Figure 2: Histopathology of the cardiac mass.
Metastases are the most common cardiac malignant masses.5 Since cardiac metastases develop at a very late stage in patients with malignancy, they are not frequently observed on imaging and have been found in only 12-25% of cases in autopsy series.6 Tumours can reach the heart in four ways: hematogenous spread, lymphatic spread, transvenous spread, or direct invasion. Hematogenous spread usually leads to myocardial or endocardial metastases.7 The spread of melanoma and haematological malignancies are examples of this. Masses that spread through the lymphatics often seed the pericardium or epicardium. Lymphatic spread is noted in epithelial tumours such as breast and lung cancer. Locally aggressive mediastinal and pleural tumours such as mesothelioma, can directly invade the pericardial sac. Renal cell carcinoma and uterine sarcomas may extend into the inferior vena cava and grow into the right atrium by transvenous spread.8 The presence of an intracavitary mass in the right atrium in our patient suggested a transvenous spread.

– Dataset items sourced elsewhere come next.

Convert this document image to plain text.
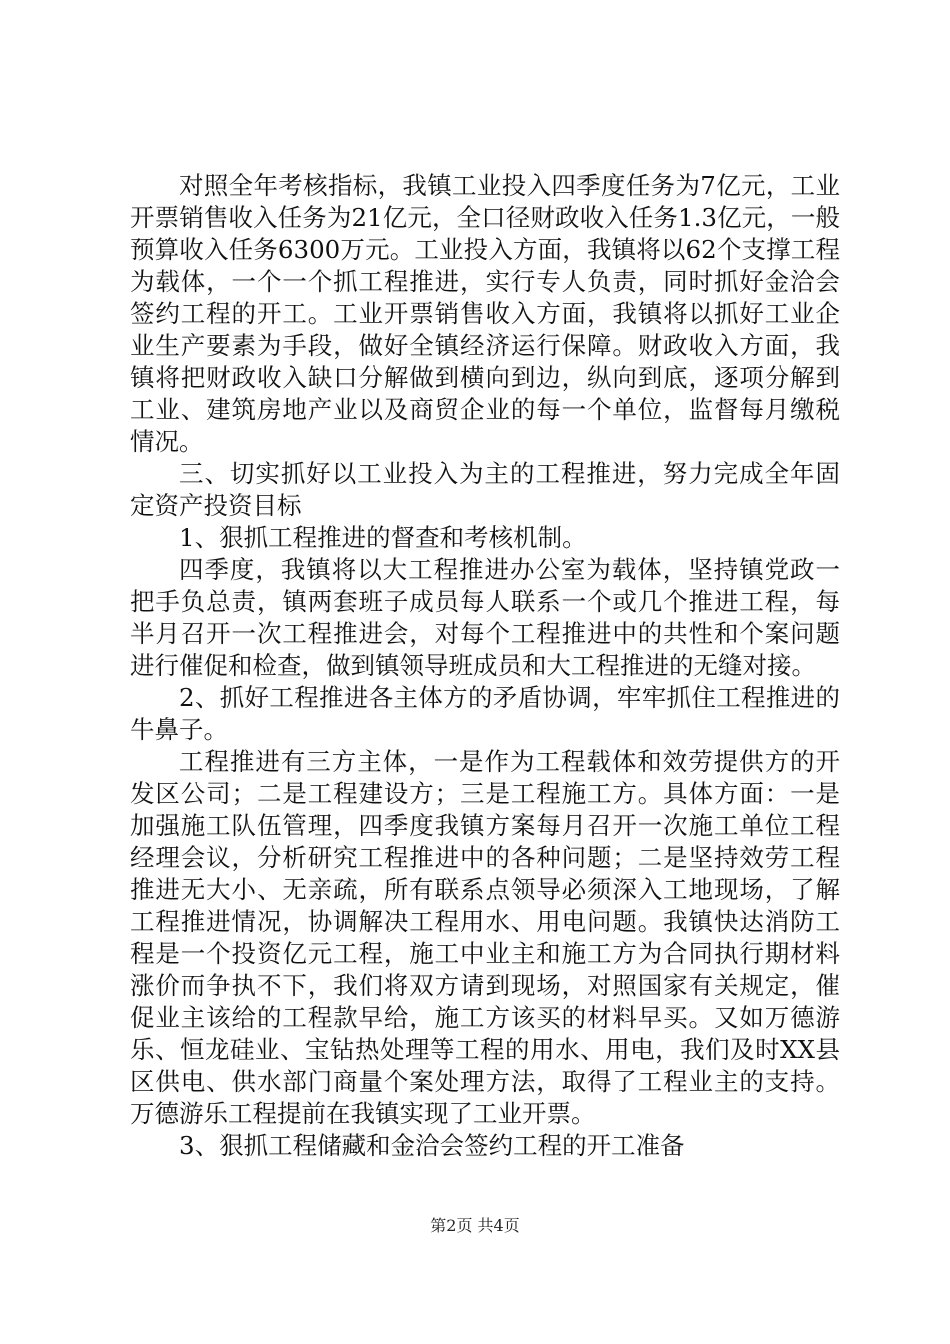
对照全年考核指标，我镇工业投入四季度任务为7亿元，工业开票销售收入任务为21亿元，全口径财政收入任务1.3亿元，一般预算收入任务6300万元。工业投入方面，我镇将以62个支撑工程为载体，一个一个抓工程推进，实行专人负责，同时抓好金洽会签约工程的开工。工业开票销售收入方面，我镇将以抓好工业企业生产要素为手段，做好全镇经济运行保障。财政收入方面，我镇将把财政收入缺口分解做到横向到边，纵向到底，逐项分解到工业、建筑房地产业以及商贸企业的每一个单位，监督每月缴税情况。

三、切实抓好以工业投入为主的工程推进，努力完成全年固定资产投资目标

1、狠抓工程推进的督查和考核机制。

四季度，我镇将以大工程推进办公室为载体，坚持镇党政一把手负总责，镇两套班子成员每人联系一个或几个推进工程，每半月召开一次工程推进会，对每个工程推进中的共性和个案问题进行催促和检查，做到镇领导班成员和大工程推进的无缝对接。

2、抓好工程推进各主体方的矛盾协调，牢牢抓住工程推进的牛鼻子。

工程推进有三方主体，一是作为工程载体和效劳提供方的开发区公司；二是工程建设方；三是工程施工方。具体方面：一是加强施工队伍管理，四季度我镇方案每月召开一次施工单位工程经理会议，分析研究工程推进中的各种问题；二是坚持效劳工程推进无大小、无亲疏，所有联系点领导必须深入工地现场，了解工程推进情况，协调解决工程用水、用电问题。我镇快达消防工程是一个投资亿元工程，施工中业主和施工方为合同执行期材料涨价而争执不下，我们将双方请到现场，对照国家有关规定，催促业主该给的工程款早给，施工方该买的材料早买。又如万德游乐、恒龙硅业、宝钻热处理等工程的用水、用电，我们及时XX县区供电、供水部门商量个案处理方法，取得了工程业主的支持。万德游乐工程提前在我镇实现了工业开票。

3、狠抓工程储藏和金洽会签约工程的开工准备

第2页 共4页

Information on cardiac metastases from ESS is available in the literature in the form of rare case reports.9 In the presented case, a cardiac mass was detected on the chest CT of the patient, who had previously been operated on for ESS. The case is interesting in such a way, that the patient was asymptomatic and had isolated cardiac metastases. If a mass is detected in the heart of patients with known malignancies, metastasis to the heart should be considered first.
Written informed consent was obtained from the patient.
The authors declared no competing interest.
ST, DSK, VB, SR, OY: All the authors contributed to the design, drafting, and critical revision of the manuscript.
All the authors have approved the final version of the manuscript to be published.